Each of NH Capital III and NH Capital is incorporated in the Cayman Islands. Victory Summit is incorporated in the British Virgin Islands.
Information with respect to each of the Reporting Persons is given solely by such Reporting Person and no Reporting Person has responsibility for the accuracy or completeness of information supplied by another Reporting Person.
ITEM 3. | SOURCE AND AMOUNT OF FUNDS OR OTHER CONSIDERATION |
It is anticipated that, at the price per Ordinary Share set forth in the Proposal (as described in Item 4 below), approximately US$19,026,616 million will be expended in acquiring 11,061,986 outstanding Ordinary Shares owned by stockholders of the Company other than the Consortium Members (as defined below)(“Publicly Held Shares”).
It is anticipated that the funding for the acquisition of the Publicly Held Shares will be provided by a combination of debt and equity financing.
ITEM 4. | PURPOSE OF TRANSACTION |
On August 17, 2013, Mr.
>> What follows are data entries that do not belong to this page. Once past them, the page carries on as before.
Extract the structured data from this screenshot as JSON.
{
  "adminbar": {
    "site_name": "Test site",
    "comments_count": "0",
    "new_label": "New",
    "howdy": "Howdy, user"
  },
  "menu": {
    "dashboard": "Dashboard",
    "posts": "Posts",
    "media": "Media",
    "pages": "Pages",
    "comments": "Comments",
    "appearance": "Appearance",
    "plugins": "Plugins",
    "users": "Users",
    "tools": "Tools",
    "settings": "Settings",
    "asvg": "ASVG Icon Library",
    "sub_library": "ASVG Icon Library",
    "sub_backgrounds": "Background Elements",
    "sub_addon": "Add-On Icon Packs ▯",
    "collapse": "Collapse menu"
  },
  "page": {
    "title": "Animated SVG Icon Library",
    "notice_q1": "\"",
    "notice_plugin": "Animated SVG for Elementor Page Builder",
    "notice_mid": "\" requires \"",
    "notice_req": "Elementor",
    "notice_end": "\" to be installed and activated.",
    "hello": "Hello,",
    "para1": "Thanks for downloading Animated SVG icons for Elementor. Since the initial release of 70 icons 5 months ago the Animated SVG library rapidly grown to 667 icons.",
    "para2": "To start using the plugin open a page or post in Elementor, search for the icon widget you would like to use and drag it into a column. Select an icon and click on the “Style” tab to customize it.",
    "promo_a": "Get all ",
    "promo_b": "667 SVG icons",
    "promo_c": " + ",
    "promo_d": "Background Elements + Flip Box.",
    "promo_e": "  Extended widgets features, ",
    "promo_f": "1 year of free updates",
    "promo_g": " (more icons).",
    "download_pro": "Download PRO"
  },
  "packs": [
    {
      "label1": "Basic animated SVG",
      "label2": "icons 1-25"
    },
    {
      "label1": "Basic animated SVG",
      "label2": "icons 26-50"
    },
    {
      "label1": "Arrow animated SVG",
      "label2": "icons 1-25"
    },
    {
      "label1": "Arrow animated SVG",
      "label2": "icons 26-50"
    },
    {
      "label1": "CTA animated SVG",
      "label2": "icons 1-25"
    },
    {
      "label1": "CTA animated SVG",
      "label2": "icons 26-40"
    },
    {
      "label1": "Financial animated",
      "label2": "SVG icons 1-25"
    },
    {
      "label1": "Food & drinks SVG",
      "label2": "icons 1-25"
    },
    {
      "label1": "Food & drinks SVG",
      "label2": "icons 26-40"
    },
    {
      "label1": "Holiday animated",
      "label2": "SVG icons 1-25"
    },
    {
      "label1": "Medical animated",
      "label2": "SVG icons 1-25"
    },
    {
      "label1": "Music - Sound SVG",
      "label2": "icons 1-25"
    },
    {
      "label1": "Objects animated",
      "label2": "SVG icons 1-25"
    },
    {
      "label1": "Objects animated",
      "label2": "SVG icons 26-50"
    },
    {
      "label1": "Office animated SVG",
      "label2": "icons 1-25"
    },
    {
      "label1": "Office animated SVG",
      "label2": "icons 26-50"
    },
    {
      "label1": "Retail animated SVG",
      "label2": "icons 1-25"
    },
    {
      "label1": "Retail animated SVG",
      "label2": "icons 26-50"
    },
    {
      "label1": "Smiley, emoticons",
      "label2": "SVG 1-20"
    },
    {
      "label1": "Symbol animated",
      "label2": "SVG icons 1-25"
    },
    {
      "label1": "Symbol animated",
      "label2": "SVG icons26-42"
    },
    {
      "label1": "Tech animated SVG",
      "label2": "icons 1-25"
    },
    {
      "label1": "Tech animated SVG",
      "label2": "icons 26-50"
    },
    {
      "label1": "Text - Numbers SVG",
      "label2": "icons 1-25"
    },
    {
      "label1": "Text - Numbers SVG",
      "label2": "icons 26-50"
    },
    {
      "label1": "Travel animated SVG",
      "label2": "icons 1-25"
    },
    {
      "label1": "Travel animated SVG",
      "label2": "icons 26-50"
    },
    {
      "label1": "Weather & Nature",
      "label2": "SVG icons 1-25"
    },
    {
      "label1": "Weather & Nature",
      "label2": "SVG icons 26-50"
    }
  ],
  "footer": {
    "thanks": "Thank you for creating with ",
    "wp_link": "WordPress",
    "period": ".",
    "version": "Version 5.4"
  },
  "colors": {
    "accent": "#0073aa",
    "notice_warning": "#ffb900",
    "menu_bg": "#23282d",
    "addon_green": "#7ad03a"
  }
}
Lin, Tiancheng, Windtech, Wisetech, RichWise and Haima ("Consortium Members") entered into a consortium agreement (the “Consortium Agreement”). Under the Consortium Agreement, the Consortium Members agreed, among other things, (i) to jointly deliver a non-binding proposal (the “Proposal”) to the Company’s board of directors for the acquisition of the Publicly Held Shares, (ii) to deal exclusively with each other with respect to the transaction contemplated under the Proposal for a certain period, (iii) to conduct a joint assessment of the Company as promptly as reasonably practicable, and (iv) to use their reasonable best efforts to work together to structure, negotiate and do all things necessary or desirable, subject to the Company's approval, to enter into the definitive agreements in respect of the transactions contemplated under the Proposal.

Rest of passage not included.